Eugenio d’Ors y Rovira (born September 28, 1882, Barcelona, Spain—died September 25, 1954, Villanueva y Geltrú) was a Catalan essayist, philosopher, and art critic who was a leading ideologue of the Catalan cultural renaissance of the early 20th century.
Although d’Ors studied law in Barcelona and earned a doctorate in philosophy from the University of Madrid, he was by profession a journalist who wrote an influential column (later anthologized) in Catalan called Glossari. When he moved to Madrid in 1920 he continued to write El nuevo glosario (“The New Glossary”) in Castilian. He excelled in a short-essay genre, the glosa. In a column in 1906, he coined the term noucentisme (“1900-ism”) to characterize Catalan culture of the 20th century. He believed that art should be “arbitrary,” or subjectivist, breaking with traditional norms.

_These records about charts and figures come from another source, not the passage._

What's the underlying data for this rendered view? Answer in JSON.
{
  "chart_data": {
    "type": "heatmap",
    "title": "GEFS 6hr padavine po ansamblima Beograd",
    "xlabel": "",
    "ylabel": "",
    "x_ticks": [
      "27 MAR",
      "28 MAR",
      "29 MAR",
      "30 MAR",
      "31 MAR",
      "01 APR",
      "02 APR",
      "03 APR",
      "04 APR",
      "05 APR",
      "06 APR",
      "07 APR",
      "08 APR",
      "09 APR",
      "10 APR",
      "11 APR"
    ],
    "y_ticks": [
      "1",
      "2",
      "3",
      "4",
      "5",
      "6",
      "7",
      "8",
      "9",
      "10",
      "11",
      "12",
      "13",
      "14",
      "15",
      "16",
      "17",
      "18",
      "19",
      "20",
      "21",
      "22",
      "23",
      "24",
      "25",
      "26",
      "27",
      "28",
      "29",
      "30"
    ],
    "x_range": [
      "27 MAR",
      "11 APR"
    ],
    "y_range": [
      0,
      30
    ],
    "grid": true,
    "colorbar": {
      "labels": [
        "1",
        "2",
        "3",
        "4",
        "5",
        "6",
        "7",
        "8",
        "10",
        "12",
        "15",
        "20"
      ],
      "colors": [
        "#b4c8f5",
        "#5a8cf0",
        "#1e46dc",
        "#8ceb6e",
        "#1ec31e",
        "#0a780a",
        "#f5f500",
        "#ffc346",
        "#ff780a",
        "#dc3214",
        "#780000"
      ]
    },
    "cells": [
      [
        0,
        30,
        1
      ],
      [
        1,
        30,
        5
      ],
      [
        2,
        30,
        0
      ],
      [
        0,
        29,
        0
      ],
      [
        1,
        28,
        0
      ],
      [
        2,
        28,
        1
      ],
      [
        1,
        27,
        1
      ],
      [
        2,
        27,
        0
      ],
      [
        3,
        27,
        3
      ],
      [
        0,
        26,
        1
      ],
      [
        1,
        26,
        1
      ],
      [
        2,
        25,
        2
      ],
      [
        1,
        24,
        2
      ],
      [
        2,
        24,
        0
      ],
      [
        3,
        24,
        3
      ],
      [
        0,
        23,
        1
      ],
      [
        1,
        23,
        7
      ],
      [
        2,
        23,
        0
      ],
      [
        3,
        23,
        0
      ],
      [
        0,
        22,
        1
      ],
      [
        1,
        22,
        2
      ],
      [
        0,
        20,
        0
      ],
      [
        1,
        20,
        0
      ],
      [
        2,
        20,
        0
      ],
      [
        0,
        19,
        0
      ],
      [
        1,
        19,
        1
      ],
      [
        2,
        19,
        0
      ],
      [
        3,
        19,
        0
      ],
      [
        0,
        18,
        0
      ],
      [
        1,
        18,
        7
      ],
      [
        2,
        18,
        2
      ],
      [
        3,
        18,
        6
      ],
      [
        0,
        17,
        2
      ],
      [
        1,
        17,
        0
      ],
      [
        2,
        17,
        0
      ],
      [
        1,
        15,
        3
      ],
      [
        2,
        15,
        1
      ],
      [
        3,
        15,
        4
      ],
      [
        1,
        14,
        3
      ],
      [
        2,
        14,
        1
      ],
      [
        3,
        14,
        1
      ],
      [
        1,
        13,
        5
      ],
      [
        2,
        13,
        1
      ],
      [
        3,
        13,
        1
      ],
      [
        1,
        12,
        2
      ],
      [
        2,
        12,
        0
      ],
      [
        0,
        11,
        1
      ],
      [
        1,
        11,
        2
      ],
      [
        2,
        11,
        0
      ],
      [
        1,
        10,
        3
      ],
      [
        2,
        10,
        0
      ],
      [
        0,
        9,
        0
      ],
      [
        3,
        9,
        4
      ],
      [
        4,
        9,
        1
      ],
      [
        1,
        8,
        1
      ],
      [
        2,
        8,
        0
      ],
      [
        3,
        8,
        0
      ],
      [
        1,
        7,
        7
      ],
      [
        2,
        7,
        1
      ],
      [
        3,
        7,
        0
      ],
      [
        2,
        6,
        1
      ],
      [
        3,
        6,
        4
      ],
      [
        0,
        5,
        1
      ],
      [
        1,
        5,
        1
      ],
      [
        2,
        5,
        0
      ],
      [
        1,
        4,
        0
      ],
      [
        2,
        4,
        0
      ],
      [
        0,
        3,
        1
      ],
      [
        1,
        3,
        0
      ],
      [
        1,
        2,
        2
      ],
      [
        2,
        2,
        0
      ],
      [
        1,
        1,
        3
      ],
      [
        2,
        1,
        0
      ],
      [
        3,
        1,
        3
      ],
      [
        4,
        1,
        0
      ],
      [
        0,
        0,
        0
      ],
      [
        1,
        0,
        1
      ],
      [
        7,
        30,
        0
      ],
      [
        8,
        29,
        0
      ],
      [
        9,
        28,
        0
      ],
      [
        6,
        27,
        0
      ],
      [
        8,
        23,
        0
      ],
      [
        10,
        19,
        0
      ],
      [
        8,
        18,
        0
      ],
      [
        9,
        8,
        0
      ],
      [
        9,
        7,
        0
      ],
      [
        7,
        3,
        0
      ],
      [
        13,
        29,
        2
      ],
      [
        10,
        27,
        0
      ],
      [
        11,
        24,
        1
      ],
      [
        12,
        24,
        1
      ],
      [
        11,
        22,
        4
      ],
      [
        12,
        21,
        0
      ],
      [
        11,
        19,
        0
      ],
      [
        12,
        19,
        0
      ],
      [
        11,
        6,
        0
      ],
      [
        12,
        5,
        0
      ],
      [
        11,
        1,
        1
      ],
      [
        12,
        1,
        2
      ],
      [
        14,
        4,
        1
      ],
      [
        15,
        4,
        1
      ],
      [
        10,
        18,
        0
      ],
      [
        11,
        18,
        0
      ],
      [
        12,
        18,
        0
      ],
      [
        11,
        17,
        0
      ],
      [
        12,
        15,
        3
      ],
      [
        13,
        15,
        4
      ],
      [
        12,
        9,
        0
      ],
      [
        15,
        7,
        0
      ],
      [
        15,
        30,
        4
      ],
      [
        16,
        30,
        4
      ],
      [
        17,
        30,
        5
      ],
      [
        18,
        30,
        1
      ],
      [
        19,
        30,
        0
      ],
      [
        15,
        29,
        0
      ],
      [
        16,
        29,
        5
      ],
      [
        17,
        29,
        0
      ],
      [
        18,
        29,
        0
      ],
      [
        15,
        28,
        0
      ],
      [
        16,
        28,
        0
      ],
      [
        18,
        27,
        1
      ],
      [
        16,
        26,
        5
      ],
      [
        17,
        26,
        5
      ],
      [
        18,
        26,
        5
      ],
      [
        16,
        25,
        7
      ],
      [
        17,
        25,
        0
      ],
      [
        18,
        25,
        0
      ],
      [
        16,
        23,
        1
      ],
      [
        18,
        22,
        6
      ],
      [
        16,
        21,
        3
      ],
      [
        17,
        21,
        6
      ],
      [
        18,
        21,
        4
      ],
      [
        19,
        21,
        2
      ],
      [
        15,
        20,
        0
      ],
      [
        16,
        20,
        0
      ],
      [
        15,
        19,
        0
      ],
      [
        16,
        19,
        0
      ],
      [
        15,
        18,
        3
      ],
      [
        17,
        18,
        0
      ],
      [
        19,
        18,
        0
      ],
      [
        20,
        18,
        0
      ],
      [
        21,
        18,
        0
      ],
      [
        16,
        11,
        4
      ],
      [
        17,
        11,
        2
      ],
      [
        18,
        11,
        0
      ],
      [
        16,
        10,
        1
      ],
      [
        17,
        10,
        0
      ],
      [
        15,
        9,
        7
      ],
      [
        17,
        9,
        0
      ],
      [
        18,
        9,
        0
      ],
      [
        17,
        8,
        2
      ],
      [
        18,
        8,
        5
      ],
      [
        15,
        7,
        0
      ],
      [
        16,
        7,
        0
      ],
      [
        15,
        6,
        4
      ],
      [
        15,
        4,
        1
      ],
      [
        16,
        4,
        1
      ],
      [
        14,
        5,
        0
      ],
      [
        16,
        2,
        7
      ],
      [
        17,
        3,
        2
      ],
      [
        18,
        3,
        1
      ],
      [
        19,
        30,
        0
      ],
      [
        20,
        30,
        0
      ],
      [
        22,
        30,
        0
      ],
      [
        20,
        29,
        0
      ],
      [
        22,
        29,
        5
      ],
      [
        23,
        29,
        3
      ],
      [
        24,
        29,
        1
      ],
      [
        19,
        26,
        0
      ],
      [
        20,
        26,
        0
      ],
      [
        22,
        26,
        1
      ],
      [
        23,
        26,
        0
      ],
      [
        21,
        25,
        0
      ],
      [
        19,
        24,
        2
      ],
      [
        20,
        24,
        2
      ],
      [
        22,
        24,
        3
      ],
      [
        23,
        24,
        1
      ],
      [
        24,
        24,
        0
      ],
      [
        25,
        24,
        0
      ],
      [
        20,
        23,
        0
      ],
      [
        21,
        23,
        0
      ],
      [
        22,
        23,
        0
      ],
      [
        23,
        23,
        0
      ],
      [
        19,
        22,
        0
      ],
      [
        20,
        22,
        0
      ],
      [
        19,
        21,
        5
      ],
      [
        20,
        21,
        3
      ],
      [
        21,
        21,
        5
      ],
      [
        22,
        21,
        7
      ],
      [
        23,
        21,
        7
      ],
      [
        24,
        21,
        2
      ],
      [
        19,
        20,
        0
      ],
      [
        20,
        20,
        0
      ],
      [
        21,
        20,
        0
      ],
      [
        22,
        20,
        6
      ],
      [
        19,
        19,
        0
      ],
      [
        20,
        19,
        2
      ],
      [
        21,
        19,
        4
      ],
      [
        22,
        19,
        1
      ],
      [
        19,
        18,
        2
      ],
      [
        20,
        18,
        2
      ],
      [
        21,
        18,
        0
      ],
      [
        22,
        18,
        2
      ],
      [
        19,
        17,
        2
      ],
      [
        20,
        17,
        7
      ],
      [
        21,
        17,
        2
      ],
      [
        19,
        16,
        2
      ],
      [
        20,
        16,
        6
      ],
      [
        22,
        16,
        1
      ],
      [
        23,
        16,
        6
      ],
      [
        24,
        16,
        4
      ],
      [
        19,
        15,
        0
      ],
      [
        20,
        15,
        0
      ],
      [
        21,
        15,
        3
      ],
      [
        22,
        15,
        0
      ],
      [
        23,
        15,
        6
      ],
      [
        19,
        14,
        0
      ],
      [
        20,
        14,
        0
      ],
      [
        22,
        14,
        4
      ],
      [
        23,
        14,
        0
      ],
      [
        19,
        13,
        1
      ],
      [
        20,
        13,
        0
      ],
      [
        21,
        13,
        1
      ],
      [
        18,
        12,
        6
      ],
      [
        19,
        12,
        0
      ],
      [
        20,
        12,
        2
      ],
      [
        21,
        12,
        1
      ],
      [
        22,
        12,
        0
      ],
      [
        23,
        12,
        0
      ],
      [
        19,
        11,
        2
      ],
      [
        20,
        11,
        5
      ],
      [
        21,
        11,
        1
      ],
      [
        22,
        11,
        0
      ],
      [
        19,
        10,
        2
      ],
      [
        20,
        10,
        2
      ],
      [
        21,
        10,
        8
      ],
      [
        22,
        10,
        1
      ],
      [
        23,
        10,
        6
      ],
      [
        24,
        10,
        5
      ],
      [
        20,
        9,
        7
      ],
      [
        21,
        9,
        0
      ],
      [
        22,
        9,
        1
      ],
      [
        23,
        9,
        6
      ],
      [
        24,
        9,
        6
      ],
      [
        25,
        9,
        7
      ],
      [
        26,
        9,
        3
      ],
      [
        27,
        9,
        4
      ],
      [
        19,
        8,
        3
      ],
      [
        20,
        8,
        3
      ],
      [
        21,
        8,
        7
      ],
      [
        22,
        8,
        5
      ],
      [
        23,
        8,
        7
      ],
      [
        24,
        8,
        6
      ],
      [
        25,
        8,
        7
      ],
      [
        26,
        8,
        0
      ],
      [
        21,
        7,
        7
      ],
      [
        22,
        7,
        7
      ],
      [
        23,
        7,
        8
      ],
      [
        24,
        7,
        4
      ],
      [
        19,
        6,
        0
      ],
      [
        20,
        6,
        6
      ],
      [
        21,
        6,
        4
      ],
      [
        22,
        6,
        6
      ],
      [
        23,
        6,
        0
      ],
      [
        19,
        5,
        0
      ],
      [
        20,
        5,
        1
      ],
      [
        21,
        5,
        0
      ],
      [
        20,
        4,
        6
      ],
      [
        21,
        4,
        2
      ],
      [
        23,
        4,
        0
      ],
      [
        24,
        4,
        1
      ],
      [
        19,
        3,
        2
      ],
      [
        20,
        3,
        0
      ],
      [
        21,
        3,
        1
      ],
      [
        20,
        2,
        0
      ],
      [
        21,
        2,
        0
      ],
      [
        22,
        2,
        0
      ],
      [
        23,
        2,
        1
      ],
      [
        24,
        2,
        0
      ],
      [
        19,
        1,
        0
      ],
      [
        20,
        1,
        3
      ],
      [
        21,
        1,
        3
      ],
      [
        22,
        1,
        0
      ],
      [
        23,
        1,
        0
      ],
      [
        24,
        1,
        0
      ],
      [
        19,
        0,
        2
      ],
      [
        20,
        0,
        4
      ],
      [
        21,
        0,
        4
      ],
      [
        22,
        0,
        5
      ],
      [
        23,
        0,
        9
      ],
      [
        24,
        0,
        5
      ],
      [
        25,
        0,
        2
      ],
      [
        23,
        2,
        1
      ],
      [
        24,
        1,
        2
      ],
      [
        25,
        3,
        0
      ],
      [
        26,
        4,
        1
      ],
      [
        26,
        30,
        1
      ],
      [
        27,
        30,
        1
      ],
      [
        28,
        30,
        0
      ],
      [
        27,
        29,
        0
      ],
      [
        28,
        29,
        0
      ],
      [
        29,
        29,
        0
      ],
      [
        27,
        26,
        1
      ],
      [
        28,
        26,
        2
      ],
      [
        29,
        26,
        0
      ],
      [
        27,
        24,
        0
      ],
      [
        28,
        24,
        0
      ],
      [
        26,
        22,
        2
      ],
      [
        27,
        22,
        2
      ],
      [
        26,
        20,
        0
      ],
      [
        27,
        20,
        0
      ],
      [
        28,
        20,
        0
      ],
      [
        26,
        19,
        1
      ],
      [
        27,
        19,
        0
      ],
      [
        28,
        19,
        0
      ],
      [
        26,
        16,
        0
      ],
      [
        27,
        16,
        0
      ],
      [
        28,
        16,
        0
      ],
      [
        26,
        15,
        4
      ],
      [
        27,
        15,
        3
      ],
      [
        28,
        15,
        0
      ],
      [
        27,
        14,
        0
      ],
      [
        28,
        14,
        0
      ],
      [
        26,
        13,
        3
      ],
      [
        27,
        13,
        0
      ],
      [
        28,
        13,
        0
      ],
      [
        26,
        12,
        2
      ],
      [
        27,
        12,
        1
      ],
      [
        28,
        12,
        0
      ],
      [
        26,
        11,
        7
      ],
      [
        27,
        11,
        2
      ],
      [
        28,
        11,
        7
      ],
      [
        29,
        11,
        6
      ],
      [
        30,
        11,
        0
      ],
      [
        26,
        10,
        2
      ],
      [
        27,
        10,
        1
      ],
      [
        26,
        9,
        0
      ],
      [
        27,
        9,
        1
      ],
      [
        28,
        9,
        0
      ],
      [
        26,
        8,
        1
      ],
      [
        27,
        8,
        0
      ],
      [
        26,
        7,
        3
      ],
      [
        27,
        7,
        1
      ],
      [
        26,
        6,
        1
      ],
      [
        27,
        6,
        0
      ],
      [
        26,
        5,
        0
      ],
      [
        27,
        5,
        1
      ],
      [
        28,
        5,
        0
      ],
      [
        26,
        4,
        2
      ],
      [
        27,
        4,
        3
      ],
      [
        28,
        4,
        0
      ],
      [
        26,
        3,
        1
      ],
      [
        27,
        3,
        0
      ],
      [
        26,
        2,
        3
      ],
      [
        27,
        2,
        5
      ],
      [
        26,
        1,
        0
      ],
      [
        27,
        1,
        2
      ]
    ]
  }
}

By extending this concept to the political movement of Catalan nationalism, he was able to characterize a whole program of political and cultural renewal for Catalonia. He wrote Tres horas en el Museo del Prado (1923; “Three Hours in the Prado Museum”) and provided valuable criticisms of the art of Francisco de Goya, Paul Cézanne, and Pablo Picasso. He was also a gifted caricaturist, influenced by Aubrey Beardsley.
D’Ors studied philosophy at the Sorbonne in Paris with Henri Bergson and Émile Boutroux. He was particularly interested in the study of reason and the classical ideal. His El secreto de la filosofia (1947; “The Secret of Philosophy”) recapitulates many of his ideas.